Sin embargo, sin impostar nostalgias y eludiendo idealizaciones epidérmicas, Cemento (Estados Unidos 1234) fue un espacio único, vital y de enorme influencia en la ciudad de Buenos Aires. Un lugar de encuentro para miles de fans muchas veces postergados y/o excluidos, que podían ver a precios razonables a sus bandas favoritas, tomar algo e incluso bailar. Pero ante todo se trataba de un espacio que les dio cobijo a centenares de bandas de rock y afines y –quizá lo más importante– un ámbito de desarrollo artístico y de convocatoria. Tal vez esta sea una buena definición para el under. Una zona sin reglas ni condicionamientos artísticos donde puedan hacer pie las nuevas propuestas, pero también capaz de dar posibilidades de crecimiento para que el off crónico no asfixie. Chabán tenía fama de fariseo y pocas veces dio algún indicio de reinvertir ganancias, que con toda seguridad no eran las del rock corporativo de hoy. Pero al mismo tiempo era capaz de sostener a bandas que llevaban a cinco personas, a veces literalmente.

En Cemento tocaron, maduraron y construyeron las condiciones para dar el salto grupos tan disímiles como Patricio Rey y sus Redonditos de Ricota, Las Pelotas, La Renga, Viejas Locas, Hermética, Los Piojos, Intoxicados, Attaque 77, Los Brujos, Ratones Paranoicos, Todos Tus Muertos, Babasónicos, Flema, Los Auténticos Decadentes, Bersuit, Divididos, Almafuerte y Catupecu Machu, entre otros. Era un espacio prácticamente huérfano de sponsors y asociaciones con grandes corporaciones. Se alimentaba de los festivales que organizaba, el boca a boca, pequeños avisos en los suplementos juveniles o a lo sumo breves en radio. Seguramente sin un lugar como Cemento muchas de las bandas anteriormente citadas hubieran sufrido mucho más para ganarse un lugar en la escena y quizá varias hubiesen quedado en el camino.

Al mismo tiempo, en Cemento ya estaba presente el germen de la tragedia. El diseño casual, la falta de salidas de emergencia adecuadas y la pobre o nula señalización eran el escenario donde se desarrollaba todo. Acaso la suerte y que la cultura del aguante y las bengalas no habían tomado del todo el protagonismo permitieron a Cemento eludir pérdidas irreparables. Pero ese mismo cóctel potenciado por la demagogia de una banda consagrada a la autodegradación y la brutal desaprensión del propio Chabán estallaría el 30 de diciembre de 2004 en el momento más siniestro que padeció la cultura rock argentina: 194 muertos y más de 1.400 heridos sería el resultado de un incendio en el boliche Cromañón (regenteado por Chabán). La tragedia también impuso el adiós a Cemento.

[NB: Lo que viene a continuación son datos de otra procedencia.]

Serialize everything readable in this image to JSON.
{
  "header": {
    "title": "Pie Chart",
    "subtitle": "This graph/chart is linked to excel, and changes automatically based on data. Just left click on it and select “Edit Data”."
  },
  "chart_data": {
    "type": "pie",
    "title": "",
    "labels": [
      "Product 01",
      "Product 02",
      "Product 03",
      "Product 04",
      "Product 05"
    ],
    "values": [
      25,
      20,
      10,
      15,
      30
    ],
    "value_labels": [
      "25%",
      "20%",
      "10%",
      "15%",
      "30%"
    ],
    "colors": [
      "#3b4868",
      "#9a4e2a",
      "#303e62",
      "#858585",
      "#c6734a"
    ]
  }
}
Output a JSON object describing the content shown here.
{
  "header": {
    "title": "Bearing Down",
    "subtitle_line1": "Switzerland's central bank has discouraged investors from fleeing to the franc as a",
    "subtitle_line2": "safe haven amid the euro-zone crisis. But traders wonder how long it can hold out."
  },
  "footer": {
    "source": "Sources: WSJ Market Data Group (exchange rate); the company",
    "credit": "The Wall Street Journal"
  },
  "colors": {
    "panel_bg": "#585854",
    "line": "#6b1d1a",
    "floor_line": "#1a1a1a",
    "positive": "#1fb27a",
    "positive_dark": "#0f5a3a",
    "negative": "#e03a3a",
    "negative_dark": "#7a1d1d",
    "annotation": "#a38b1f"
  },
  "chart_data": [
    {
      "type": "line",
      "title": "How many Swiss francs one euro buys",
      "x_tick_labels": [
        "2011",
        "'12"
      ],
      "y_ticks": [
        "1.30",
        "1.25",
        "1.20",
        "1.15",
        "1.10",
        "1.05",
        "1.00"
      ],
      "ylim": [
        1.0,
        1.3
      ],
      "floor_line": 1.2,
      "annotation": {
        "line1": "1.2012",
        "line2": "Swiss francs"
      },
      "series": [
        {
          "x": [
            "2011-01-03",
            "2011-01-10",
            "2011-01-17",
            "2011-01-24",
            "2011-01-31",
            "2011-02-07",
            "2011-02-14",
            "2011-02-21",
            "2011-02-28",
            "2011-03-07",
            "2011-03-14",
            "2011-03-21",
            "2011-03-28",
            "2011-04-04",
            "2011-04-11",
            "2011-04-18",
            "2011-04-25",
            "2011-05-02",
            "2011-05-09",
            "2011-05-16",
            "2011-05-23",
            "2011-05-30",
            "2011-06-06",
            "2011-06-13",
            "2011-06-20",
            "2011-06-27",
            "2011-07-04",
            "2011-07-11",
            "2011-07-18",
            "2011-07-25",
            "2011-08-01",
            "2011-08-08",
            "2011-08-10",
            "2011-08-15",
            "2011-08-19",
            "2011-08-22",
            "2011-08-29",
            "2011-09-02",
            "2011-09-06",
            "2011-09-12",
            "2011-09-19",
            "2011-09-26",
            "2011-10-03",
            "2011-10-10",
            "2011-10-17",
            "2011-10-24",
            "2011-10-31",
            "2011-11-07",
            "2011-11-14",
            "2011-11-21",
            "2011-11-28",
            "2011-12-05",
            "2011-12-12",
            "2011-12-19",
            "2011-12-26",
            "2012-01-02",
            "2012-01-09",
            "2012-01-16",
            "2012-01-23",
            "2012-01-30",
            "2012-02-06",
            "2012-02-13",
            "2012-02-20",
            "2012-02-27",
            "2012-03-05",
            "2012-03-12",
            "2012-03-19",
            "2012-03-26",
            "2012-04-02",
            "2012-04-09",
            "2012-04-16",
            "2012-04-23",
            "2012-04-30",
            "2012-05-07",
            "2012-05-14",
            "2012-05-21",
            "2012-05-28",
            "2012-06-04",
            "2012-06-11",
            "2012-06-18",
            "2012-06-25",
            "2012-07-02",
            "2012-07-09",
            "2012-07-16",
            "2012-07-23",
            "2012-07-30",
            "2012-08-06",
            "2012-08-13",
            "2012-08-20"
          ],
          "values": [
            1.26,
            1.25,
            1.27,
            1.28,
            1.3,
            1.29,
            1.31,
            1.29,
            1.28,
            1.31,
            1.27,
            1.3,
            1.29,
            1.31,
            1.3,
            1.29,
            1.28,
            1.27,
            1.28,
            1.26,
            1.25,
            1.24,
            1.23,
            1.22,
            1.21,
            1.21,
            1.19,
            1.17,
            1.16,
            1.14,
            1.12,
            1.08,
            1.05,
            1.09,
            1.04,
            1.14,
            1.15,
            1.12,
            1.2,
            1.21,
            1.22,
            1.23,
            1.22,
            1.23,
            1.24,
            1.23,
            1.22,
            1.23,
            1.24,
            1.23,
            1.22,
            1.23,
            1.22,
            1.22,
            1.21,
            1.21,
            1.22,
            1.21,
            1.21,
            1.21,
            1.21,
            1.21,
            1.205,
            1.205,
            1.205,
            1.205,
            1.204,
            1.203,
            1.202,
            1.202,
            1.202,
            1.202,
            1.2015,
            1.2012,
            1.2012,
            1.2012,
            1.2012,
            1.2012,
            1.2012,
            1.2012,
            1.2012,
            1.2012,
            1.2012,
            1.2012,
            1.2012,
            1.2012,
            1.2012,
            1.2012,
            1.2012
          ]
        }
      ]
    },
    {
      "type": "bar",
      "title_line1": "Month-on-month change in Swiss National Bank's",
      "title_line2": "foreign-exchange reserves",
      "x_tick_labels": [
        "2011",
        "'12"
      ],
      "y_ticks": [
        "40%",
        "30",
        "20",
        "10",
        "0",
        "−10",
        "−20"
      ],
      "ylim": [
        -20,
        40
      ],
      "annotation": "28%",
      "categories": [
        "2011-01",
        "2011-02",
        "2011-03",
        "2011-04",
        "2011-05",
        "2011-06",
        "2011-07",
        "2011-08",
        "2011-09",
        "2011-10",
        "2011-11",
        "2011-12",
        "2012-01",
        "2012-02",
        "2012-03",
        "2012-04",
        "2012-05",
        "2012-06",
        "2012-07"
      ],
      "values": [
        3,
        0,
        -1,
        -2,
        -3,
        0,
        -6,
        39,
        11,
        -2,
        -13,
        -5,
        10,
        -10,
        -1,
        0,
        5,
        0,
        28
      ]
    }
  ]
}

Hoy el under de la cultura rock en la ciudad de Buenos Aires se encuentra sesgado y contra la pared. Atenazado entre espacios ABC1 que funcionan a todo vapor (muy caros para la mayoría de los fans, inaccesibles para bandas no consagradas) y pequeños boliches dispersos que funcionan casi en la clandestinidad. Se extraña y sobre todo se necesita uno o varios Cementos con la lección aprendida. Que den las garantías de seguridad básicas y funcionen como una plataforma de desarrollo para una cultura en la encrucijada.